En tout état de cause, il est bon de rappeler au musulman de ne pas négliger l’accomplissement de la prière, et les mérites de celles-ci.

 

« Cherchez assistance dans la patience et la prière. Elle est certainement bien lourde, sauf pour ceux qui la font avec recueillement, ceux qui croient ferment qu’ils doivent rencontrer leur Seigneur et qu’ils doivent retourner à Lui ».

 

Il est encore recommandé, lorsque arrive l’heure de la prière tandis que l’on se trouve chez le malade, de prier chez lui.

 

Si l’on se trouve en présence d’un musulman peut instruit de sa religion, il se peut qu’il se croit exempté de la prière en raison de sa maladie ou parce qu’il est alité.

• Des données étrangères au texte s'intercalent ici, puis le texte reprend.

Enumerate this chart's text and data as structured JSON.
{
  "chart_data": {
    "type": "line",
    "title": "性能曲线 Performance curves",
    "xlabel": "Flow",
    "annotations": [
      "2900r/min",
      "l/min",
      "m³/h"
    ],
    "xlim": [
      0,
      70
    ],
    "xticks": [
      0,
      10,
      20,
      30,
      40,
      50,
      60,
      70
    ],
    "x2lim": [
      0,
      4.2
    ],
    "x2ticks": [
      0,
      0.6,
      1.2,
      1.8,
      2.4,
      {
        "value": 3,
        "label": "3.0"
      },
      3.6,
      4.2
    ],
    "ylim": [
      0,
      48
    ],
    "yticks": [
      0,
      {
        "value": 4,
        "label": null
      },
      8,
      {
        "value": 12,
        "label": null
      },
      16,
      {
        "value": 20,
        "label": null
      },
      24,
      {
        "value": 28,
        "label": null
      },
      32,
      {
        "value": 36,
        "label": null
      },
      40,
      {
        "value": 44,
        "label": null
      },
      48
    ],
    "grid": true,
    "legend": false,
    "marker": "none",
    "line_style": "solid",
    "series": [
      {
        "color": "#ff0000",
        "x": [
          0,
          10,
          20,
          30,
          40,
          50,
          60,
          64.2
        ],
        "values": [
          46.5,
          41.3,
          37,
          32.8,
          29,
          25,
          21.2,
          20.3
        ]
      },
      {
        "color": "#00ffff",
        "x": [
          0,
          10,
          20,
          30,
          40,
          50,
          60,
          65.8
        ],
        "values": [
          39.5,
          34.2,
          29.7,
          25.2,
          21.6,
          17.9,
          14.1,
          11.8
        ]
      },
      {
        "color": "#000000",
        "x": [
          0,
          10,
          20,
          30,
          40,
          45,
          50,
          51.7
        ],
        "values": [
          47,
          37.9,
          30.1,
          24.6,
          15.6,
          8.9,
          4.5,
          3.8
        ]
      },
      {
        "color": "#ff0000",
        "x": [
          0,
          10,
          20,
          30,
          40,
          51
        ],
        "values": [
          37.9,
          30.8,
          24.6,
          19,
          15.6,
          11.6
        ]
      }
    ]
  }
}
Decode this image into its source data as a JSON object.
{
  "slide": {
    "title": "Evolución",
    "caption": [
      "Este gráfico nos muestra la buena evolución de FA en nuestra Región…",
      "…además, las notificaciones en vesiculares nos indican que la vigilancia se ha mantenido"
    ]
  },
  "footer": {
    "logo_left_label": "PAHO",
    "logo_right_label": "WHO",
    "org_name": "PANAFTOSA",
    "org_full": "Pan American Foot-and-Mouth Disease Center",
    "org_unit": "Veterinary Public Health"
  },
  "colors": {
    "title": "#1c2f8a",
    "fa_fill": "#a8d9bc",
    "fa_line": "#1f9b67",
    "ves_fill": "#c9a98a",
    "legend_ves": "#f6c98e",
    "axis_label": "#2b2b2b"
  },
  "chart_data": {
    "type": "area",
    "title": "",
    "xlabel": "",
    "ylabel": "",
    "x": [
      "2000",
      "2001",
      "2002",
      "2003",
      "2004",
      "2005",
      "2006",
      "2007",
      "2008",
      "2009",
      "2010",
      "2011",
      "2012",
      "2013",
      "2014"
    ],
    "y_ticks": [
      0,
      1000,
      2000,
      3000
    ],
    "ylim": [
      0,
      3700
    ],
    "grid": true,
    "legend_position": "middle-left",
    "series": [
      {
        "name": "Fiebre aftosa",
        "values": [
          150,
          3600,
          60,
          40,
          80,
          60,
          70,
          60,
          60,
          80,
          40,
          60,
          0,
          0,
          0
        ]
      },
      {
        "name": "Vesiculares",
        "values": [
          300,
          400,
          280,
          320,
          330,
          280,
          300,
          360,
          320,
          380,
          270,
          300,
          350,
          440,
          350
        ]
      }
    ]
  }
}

Cela se rencontre malheureusement assez fréquemment.

 

Il faut lui rappeler qu’il peut et doit prier en toute circonstance, même qu’il ne peut pas se lever (debout, assis ou couché).

 

Il se peut également qu’il ne soit pas en mesure de faire ses ablutions avec de l’eau. On lui apprendra donc de faire l’ablution sèche (tayamûm, avec une petite pierre, en lui rappelant que cette façon de se purifier se répète avant chacune des prières. L’ablution sèche est également valable pour la lecture du coran.